Les arguments sur l'absence de travaux ou d'augmentation de loyer ne suffiront pas, car la réglementation fiscale est complexe, et il faudra, afin d’établir clairement la superficie pondérée du local :

- mesurer la surface réelle des pièces,

- appliquer un correctif d’importance (variable selon les tranches),

- appliquer ensuite un correctif d’ensemble qui, lui même, se décompose en quatre parties : un correctif d’entretien, deux correctifs de situation générale et de situation particulière, un correctif d’ascenseur.

L'article sur « Taxe foncière des locaux d'habitation et coefficient d'entretien » pourra orienter les choix du propriétaire dans sa démarche.

- évaluer ensuite les « équivalences superficielles », c’est à dire des équivalences en m2 d’éléments de confort du local (une baignoire : 5 m2, un lavabo : 3 m2 ,…).

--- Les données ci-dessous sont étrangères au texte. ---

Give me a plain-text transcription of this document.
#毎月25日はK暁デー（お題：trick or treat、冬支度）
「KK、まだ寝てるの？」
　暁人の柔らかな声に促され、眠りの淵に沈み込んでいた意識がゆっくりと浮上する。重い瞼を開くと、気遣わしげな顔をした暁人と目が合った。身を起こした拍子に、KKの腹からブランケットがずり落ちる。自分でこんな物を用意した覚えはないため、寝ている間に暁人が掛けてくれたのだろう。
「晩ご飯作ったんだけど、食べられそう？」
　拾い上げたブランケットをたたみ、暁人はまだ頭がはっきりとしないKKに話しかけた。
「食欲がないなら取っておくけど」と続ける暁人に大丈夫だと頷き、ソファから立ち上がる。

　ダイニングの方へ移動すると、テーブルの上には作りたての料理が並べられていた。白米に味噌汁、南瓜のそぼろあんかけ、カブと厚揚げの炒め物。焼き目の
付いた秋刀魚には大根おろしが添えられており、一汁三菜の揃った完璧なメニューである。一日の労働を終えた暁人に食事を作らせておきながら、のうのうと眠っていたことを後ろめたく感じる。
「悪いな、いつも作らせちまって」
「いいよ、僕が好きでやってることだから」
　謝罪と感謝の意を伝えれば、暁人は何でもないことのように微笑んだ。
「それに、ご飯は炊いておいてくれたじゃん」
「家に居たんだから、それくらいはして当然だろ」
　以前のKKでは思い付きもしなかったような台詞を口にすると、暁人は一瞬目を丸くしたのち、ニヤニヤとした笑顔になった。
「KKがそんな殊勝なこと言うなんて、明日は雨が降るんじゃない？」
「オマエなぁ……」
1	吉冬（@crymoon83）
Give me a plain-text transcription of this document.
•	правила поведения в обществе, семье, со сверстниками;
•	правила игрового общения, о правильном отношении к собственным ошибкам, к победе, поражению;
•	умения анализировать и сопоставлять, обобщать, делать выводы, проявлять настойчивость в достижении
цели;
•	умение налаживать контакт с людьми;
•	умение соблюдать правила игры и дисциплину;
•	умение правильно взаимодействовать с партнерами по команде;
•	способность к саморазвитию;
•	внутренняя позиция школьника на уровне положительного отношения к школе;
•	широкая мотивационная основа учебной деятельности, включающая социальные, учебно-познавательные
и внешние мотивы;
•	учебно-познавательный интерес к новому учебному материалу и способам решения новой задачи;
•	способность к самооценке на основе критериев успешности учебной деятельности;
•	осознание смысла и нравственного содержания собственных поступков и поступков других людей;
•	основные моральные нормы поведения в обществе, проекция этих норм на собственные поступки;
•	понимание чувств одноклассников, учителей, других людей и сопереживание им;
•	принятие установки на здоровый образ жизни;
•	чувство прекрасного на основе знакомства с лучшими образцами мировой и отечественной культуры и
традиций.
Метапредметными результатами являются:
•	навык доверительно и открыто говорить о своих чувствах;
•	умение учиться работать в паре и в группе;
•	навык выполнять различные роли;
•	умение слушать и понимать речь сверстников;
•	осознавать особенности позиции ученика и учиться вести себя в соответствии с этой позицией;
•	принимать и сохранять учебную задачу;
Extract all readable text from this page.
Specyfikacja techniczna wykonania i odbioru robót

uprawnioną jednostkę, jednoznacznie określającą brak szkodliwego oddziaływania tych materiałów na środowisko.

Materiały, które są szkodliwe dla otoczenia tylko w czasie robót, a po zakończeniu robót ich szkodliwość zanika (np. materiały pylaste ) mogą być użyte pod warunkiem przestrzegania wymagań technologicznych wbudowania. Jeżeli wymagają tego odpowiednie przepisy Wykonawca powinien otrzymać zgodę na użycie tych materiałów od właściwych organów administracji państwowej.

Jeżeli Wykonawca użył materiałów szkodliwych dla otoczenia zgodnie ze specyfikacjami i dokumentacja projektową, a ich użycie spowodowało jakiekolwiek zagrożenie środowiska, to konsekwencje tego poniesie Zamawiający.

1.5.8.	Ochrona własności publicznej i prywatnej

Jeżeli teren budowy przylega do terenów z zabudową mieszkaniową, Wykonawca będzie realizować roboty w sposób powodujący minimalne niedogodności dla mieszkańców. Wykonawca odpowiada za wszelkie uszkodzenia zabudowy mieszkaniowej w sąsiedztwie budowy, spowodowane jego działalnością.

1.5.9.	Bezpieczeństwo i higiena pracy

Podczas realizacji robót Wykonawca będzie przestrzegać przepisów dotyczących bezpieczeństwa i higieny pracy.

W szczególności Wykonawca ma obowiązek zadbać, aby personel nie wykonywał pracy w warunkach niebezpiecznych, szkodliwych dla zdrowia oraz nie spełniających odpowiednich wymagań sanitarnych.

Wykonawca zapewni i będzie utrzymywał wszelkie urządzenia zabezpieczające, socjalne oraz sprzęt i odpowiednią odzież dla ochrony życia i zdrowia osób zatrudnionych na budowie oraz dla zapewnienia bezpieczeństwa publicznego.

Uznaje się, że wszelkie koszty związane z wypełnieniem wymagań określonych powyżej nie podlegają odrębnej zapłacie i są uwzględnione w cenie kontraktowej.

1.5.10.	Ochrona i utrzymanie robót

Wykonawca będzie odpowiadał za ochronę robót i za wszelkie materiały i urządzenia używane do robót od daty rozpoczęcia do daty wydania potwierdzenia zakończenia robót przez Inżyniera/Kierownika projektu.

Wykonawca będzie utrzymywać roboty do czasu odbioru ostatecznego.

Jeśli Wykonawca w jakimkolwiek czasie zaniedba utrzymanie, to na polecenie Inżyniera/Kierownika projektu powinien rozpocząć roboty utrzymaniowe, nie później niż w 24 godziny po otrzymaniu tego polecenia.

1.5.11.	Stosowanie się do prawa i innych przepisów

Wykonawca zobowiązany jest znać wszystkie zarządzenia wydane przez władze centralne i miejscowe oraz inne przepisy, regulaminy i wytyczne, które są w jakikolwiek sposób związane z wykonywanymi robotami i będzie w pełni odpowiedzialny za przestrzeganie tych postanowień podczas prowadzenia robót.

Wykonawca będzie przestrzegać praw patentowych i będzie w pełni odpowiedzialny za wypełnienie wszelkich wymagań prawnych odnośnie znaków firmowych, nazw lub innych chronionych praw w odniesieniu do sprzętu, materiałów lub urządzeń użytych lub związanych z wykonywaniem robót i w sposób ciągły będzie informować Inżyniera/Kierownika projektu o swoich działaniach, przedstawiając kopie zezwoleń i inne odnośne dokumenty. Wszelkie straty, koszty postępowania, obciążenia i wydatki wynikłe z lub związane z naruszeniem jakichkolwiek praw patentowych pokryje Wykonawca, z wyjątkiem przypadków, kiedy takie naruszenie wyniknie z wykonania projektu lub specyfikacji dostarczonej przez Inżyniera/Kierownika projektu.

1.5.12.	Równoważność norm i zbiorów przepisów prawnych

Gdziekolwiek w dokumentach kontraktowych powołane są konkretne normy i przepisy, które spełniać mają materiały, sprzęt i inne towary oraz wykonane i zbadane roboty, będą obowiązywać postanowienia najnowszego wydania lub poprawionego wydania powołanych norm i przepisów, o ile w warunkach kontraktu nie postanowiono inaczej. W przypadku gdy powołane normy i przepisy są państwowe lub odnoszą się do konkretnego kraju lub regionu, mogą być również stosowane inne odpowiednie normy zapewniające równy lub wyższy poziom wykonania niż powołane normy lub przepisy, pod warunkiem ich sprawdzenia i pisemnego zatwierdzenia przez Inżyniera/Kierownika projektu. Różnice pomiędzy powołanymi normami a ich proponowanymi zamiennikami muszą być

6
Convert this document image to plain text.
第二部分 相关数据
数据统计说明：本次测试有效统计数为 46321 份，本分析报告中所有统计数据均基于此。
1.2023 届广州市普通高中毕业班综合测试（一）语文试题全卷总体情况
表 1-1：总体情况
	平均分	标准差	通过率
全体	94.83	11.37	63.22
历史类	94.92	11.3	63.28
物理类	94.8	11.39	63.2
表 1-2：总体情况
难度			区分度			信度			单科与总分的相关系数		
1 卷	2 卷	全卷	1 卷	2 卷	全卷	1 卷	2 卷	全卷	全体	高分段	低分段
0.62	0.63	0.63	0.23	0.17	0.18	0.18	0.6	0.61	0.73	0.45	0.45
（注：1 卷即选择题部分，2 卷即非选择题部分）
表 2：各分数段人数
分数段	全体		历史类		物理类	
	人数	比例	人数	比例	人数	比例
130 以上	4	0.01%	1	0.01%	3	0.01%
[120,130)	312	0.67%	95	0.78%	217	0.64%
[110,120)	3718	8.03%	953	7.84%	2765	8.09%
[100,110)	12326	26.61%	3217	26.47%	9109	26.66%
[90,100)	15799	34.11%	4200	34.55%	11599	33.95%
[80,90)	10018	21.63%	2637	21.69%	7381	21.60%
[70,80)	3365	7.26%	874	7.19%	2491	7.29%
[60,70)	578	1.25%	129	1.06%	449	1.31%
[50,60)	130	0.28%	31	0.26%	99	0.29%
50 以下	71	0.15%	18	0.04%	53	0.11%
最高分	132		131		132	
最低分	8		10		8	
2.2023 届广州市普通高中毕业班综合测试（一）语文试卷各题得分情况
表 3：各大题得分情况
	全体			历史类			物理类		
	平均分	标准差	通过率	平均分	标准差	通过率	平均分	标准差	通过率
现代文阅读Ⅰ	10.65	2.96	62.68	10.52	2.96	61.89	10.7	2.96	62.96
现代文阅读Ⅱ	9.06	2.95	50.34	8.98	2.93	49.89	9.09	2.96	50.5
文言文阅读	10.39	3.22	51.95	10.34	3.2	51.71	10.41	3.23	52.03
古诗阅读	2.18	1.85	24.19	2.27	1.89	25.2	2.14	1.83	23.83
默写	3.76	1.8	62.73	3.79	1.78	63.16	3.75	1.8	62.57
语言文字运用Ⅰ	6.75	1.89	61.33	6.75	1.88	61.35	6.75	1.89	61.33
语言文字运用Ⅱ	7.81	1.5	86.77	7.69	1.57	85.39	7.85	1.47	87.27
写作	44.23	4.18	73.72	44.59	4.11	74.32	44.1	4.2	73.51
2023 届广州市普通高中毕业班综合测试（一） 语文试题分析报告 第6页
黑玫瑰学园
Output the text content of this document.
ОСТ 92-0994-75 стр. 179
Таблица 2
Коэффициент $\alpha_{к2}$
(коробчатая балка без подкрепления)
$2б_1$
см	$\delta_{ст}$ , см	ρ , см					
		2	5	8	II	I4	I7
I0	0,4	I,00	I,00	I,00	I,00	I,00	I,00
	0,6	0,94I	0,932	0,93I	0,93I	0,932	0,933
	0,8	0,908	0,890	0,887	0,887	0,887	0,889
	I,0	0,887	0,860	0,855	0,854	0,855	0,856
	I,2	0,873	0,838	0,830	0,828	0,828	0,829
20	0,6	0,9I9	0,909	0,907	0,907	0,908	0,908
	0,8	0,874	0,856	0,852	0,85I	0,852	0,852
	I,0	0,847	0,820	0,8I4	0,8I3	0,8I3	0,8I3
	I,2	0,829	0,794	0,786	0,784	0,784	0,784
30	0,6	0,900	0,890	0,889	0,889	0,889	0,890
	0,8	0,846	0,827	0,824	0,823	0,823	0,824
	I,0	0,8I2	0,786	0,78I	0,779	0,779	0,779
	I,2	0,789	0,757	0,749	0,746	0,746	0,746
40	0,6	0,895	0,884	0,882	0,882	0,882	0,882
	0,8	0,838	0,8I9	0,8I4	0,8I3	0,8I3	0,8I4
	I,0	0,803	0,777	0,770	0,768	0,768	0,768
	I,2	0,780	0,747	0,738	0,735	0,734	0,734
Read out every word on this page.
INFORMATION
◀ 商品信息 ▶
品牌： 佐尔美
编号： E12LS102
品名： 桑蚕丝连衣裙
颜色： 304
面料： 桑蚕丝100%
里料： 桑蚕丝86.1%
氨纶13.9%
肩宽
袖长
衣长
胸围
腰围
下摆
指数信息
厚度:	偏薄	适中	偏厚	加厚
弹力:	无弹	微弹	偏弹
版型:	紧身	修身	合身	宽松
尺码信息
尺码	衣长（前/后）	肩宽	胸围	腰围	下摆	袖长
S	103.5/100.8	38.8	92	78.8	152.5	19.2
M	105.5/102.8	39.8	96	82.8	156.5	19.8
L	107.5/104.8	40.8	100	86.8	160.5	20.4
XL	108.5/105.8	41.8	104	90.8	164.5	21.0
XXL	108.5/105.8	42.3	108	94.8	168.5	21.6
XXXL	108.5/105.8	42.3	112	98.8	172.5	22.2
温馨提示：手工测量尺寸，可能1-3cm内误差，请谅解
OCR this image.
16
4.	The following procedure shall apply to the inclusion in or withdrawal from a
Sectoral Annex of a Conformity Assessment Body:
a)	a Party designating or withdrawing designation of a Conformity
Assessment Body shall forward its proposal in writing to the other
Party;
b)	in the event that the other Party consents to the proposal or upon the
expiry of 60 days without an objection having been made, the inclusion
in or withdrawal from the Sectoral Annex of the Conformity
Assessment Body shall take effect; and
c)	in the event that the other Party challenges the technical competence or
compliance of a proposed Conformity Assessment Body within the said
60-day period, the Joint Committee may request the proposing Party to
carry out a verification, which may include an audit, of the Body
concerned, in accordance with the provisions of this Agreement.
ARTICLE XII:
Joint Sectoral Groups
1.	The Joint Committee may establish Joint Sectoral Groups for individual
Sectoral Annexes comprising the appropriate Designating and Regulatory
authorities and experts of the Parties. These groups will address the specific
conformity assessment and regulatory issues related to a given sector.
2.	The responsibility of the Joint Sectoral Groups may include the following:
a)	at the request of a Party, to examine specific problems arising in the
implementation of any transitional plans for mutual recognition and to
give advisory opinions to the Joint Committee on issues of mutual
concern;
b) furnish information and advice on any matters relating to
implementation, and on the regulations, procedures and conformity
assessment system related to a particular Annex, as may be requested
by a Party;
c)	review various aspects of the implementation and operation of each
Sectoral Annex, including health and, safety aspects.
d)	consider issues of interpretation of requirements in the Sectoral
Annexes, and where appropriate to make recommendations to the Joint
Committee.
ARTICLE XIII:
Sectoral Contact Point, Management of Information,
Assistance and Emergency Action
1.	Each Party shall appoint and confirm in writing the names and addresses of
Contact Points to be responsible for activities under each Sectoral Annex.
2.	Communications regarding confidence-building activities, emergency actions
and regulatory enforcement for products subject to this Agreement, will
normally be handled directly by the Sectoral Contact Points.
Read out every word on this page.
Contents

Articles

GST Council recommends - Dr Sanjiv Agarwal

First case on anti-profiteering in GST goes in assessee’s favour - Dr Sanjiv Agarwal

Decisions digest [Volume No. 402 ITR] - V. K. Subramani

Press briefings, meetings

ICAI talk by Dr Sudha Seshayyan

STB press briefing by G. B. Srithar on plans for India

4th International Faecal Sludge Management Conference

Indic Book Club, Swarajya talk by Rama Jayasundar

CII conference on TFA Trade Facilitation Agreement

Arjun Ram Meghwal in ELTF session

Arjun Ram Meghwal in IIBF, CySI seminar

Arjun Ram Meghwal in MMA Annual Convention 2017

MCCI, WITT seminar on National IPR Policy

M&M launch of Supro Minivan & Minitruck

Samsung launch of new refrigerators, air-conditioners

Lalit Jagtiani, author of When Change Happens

- faire le total des surfaces réelles corrigées et des équivalences superficielles, pour le local ainsi que pour les dépendances.

 

Vous trouverez sur le site, dans le chapitre « Outils » une « Fiche de diagnostic pour local d’habitation ou professionnel » qui devrait vous aider dans cette première étape.

 

Les calculs ci-dessus permettent d'établir la valeur locative cadastrale de votre local, sur laquelle vous trouverez des développements dans le chapitre « Documentation » du présent site.

 

 

 

    Catégorie du local et local de référence

 

Les locaux d’habitation (et les locaux professionnels) sont répartis en huit catégories, selon l’architecture du local, la qualité de la construction, la distribution du local et les équipements.

 

VousLocal d'habitation, piscine et taxe foncière trouverez notamment sur le site, dans le chapitre « Outils » le « Tableau de classification des locaux à usage d’habitation et locaux professionnels ordinaires » ressortant de l’article 324 H de l’annexe III du CGI, avec la description des huit catégories : de la catégorie 1 (grand luxe) à la catégorie 8 (très médiocre).

 

Il faudra savoir quelle catégorie a été retenue pour le local dont vous êtes propriétaire, ce qui oblige à demander à l’administration fiscale d’une part la fiche de calcul de votre local (n° 6675), et d’autre part une copie de l’extrait du PV des locaux de référence de la commune (exemple) détaillant les caractéristiques du local de comparaison.

 

La fiche « Votre démarche en 10 étapes » que vous trouverez sur la page d’accueil du site de l’Atelier des taxes locales vous guidera dans la recherche de ces différents documents.

 

N’hésitez pas à prendre des photographies du local de référence et de votre local : toutes les différences entre le local de référence et votre local doivent être pointées, surtout si elles sont en défaveur de votre local (taille du local, quartier, aménagements, état d’entretien, …).

 

Si les différences vous paraissent évidentes entre votre local et le local de référence, si la catégorie retenue par l’administration fiscale pour votre local paraît inadaptée, si une caractéristique en défaveur de votre local n’a pas été retenue, il vous reste à établir une réclamation contentieuse que vous adresserez au Centre des impôts foncier (CDIF) dont dépend votre immeuble (l’adresse figure sur votre avis d’imposition à la taxe foncière qu'il faudra joindre).

 

La réclamation contentieuse obéit à des conditions de formes et de délais qui sont exposées dans le présent site, sur la page d’accueil, dans la rubrique « Une démarche ».